Norman’s stated reasons for his fairly positive predictions on gold this year are as follows: “If markets move on what you don’t know today, but will know tomorrow then it follows that many factors such as a US interest rate rises should already be factored into the current price… it also begs the question what the new drivers for 2015 will be. We see ongoing declines in economic growth prompting central banks to fight deflation by resorting to inflationary pressures in H2.  If our outlook for gold in dollar terms is bullish, in emerging currencies it may be even more so as investors seek to insure or hedge against currency debasement.

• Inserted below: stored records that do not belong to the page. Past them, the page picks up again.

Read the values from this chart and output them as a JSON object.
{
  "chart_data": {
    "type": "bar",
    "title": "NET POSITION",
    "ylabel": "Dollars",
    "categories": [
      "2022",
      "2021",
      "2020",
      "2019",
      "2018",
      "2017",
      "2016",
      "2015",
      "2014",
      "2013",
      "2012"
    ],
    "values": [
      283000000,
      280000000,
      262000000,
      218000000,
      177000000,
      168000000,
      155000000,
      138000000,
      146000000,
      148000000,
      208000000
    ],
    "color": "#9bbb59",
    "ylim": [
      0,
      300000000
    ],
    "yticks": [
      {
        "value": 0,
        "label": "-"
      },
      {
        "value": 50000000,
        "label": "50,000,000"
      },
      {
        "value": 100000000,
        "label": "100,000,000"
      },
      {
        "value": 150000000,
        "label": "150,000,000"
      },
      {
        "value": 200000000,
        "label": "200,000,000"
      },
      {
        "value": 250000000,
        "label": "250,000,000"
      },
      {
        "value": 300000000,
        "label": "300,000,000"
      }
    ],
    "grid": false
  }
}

As such, we foresee good demand for the physical.”

He sees gold already demonstrating that it has turned a corner and sees investor flows returning strongly but reckons there are unlikely to be runaway prices beyond the $1450 level without either significant new product innovations or without the sort of black swan events in the economy that few would wish for, although the potential for these looks ever greater following the SNB’s decision of last week to drop the Swiss Franc peg against the Euro.

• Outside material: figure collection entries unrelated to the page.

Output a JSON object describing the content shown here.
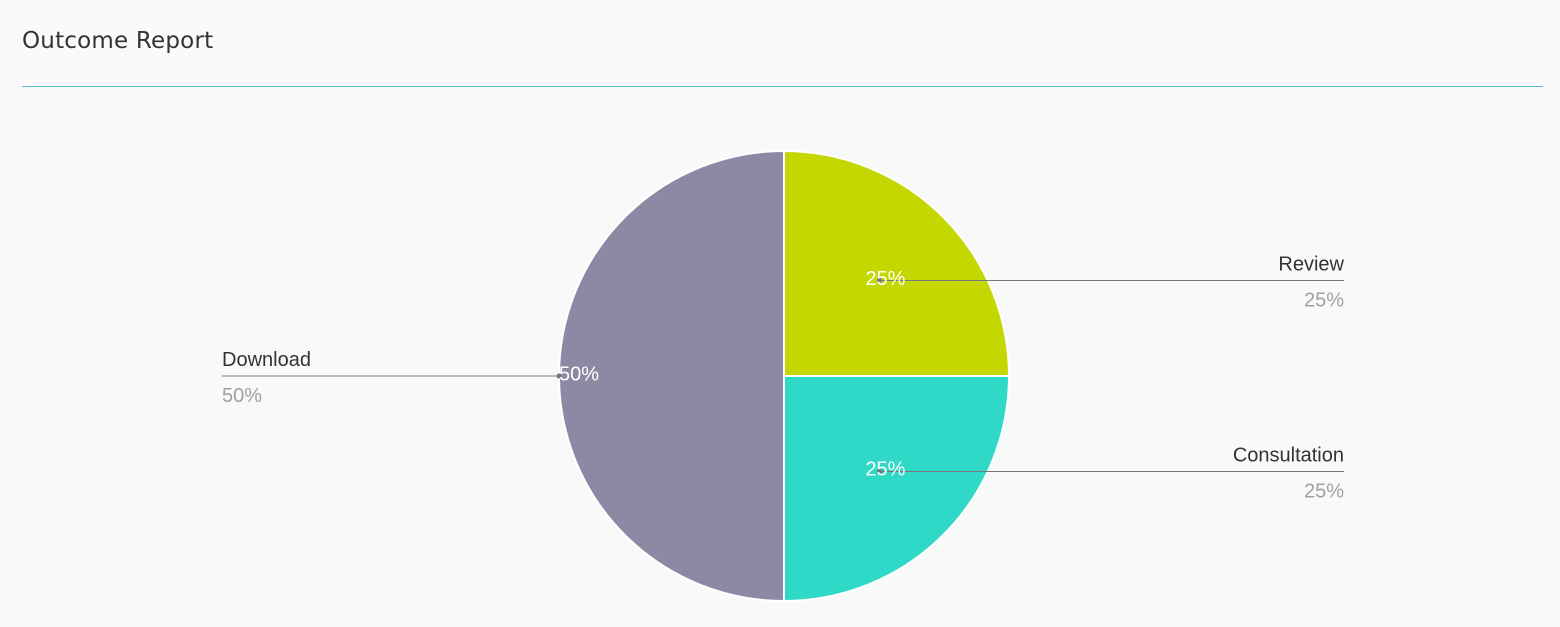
{
  "header": {
    "title": "Outcome Report"
  },
  "chart_data": {
    "type": "pie",
    "title": "",
    "slices": [
      {
        "label": "Review",
        "value": 25,
        "percent_label": "25%",
        "color": "#c5d700"
      },
      {
        "label": "Consultation",
        "value": 25,
        "percent_label": "25%",
        "color": "#30d9c7"
      },
      {
        "label": "Download",
        "value": 50,
        "percent_label": "50%",
        "color": "#8c89a4"
      }
    ]
  },
  "colors": {
    "title_rule": "#5bb8cc",
    "leader_line": "#777777",
    "slice_border": "#ffffff"
  }
}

He is also fairly bullish on silver, looking for an average price of $18.56 over the year, encompassing a high of $21.75.  In percentage terms these are big rises from the prices prevailing at the beginning of the year.  This is commensurate with the general pattern of silver moving up faster than gold on the upside – and he also reckons that investors will take comfort from silver ETF holdings which have remained firm (unlike gold ETFs) coupled with reported retail sales of the physical – coins and bars -which have also remained robust.

He seems to be a little more sanguine in his views on platinum.  Despite many analysts seeing platinum in serious supply deficit this year, he is looking for a yearly average price at $1268 – somewhat below that of his gold forecast suggesting that at some stage during the year the platinum price will fall back below that of gold as it has now already done on Friday after struggling to stay above the gold price level for most of last week.  He does foresee a high price during the year of $1480 – thus higher than that he sees for gold.

Finally there is palladium – the precious metal probably most supported by analysts in recent months due to what are seen as continuing strong fundamentals.  Norman is looking for an average price over the year here of $876 with a 2015 high reaching $975 as against the price at time of writing of $755.  Palladium was last year’s best performer in the precious metals sector and Ross suggests it may have trouble matching last year’s 10.9% increase, but even so he feels the junior precious metal as having another positive year based on continuing attractive supply/demand fundamentals despite the backdrop of a relatively weak global economy. He also points to an assessment suggesting an ongoing supply deficit in the order of 1.4 million ounces which will keep the metal well bid. Of the four metals, palladium remains once again his favourite, although, on his predictions perhaps gold and silver will do even better!